Congress holds the cards
As the ASAP 340B coalition ramps up lobbying activities, eyes will turn to Capitol Hill to gauge whether Congress is receptive to the ideas.
At a Senate Health, Education, Labor & Pensions (HELP) Committee hearing this month on community health centers, the 340B program was part of the discussion (the ASAP 340B group had not released its proposals at the time).
Sen. Bill Cassidy (R-La.), ranking member of the committee, alluded to the possible need for “reforms to the program” to make sure funds aren’t used to “build a chandelier in a hospital.”
Amanda Pears Kelly, CEO of Advocates for Community Health and executive director of the Association of Clinicians for the Underserved, said community health centers “invest every single dollar back into patient access and community, and we can verify that.”
“I think it does distinguish health centers that the intention of the 340B program as it was designed is being used and executed by health centers extremely accurately and properly,” she added.
In the days after the formation of ASAP 340B, the lone federal legislator to put out a statement was Rep. Doris Matsui (D-Calif.), a member of the House Energy and Commerce Committee, which likely would have a role in writing prospective 340B legislation. She opposes the new coalition’s proposals.
“This new proposal from ASAP 340B would play right into the hands of its authors, the drug manufacturers, and put money back into the pockets of Big Pharma,” Matsui said.
“While we don’t yet have all the details about this deal, I am very concerned about any potential proposal that would undercut the efficacy of the program by excluding people who rely on these drugs and critical safety-net providers, who play an essential role in providing care to low-income and underserved populations,” she added.
A common adversary
One area in which providers on both sides of the debate may agree is the need to assess the role of pharmacy benefit managers (PBMs) in the 340B program.

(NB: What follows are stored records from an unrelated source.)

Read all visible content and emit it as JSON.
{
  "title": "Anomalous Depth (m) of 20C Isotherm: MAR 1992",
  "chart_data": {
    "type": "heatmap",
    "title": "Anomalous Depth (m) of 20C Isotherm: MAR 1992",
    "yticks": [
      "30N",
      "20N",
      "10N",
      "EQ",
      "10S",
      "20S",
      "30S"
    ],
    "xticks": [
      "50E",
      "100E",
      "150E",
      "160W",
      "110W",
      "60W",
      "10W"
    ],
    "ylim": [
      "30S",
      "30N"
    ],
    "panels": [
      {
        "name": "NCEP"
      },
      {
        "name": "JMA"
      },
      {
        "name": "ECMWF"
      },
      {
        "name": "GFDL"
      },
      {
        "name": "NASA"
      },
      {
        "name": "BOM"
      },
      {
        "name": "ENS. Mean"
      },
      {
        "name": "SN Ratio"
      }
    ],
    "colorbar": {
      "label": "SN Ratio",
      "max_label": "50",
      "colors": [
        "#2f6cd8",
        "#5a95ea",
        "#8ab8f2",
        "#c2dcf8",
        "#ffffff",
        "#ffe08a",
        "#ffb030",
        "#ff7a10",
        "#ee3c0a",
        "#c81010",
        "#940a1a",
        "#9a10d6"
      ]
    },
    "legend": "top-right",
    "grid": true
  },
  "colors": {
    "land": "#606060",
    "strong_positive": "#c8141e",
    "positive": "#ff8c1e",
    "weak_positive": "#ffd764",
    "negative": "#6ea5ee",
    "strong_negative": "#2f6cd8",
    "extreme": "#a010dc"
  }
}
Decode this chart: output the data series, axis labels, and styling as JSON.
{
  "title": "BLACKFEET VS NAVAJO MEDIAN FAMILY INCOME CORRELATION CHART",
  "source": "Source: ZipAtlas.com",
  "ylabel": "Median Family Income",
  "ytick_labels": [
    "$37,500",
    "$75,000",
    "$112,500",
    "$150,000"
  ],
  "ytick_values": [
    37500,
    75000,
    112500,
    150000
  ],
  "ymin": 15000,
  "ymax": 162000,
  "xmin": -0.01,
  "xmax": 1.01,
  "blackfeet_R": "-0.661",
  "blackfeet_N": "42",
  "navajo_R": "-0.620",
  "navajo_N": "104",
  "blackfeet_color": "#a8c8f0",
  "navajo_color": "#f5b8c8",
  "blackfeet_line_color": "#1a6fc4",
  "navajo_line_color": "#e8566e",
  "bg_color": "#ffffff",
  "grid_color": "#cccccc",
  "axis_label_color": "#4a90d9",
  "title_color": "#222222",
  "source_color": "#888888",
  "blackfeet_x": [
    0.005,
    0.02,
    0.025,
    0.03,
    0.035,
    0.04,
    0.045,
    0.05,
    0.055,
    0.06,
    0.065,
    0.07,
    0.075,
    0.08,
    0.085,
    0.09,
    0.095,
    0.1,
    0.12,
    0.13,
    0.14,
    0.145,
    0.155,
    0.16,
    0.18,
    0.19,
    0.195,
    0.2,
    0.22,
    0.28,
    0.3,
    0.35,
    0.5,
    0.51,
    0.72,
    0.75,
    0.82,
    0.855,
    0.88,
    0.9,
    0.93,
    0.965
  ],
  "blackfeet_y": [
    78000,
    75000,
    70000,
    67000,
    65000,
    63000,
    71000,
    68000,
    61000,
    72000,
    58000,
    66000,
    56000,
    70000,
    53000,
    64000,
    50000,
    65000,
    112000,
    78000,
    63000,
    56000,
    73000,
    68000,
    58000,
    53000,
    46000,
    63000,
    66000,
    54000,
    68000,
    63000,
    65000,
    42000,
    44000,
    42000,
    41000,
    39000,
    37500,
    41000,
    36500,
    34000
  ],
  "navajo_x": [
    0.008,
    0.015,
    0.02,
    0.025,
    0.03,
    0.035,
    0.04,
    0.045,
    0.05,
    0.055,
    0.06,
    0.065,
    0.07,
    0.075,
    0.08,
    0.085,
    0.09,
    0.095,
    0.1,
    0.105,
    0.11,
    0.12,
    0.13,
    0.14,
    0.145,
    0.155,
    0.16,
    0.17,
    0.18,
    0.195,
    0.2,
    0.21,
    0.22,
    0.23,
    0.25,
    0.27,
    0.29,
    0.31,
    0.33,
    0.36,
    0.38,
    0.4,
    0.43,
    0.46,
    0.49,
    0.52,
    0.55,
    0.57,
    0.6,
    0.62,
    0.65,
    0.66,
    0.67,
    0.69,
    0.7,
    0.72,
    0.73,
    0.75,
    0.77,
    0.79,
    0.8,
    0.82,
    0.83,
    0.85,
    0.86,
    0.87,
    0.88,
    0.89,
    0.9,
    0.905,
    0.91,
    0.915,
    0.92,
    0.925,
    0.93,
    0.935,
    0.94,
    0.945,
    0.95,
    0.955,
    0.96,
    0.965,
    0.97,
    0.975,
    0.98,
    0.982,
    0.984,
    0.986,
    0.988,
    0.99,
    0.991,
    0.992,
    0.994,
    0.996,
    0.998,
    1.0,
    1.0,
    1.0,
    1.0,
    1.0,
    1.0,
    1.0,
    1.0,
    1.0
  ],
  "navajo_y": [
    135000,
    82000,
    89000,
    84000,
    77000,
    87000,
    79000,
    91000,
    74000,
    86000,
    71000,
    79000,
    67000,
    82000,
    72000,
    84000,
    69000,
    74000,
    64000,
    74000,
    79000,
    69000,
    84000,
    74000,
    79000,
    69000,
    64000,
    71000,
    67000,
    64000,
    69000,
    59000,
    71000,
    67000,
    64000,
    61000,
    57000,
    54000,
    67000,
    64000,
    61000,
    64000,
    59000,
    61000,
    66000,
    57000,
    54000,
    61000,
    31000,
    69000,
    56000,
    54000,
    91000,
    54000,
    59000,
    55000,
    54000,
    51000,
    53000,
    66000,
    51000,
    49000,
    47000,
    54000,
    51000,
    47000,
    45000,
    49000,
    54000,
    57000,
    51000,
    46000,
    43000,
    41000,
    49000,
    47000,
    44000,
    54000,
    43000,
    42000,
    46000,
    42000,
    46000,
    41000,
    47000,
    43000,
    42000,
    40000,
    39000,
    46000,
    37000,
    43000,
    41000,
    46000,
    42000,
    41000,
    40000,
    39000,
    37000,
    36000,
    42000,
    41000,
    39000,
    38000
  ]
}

Sue Veer, CEO of Greenwood, South Carolina-based Carolina Health Centers, said PBMs benefit from the drug pricing data that community health centers submit to manufacturers as a condition of receiving 340B discounts at contract pharmacies.
“When we submit data, that becomes transparent to the PBMs who then, in order to recoup the rebates that they’ve lost, reimburse for less than what they would for a retail pharmacy,” Veer said during the HELP Committee hearing.
She said reimbursement might be average wholesale price (AWP) minus 4% in the organization’s retail pharmacy, compared with AWP minus 32.5% for the same drug in 340B.
ASAP 340B states, “Protections are needed to prevent for-profit companies, like pharmacy benefit managers, from siphoning off 340B savings intended to help patients by reducing reimbursement for 340B-qualifying prescriptions.”
Similarly, the AHA has asked the Federal Trade Commission to examine “the impact of PBM-negotiated rebates and other business practices” on 340B. “PBMs require 340B hospitals to accept unfair terms and policies in order to participate in their pharmacy networks, which are needed to give hospital patients greater access to those drugs,” according to a 2022 comment letter.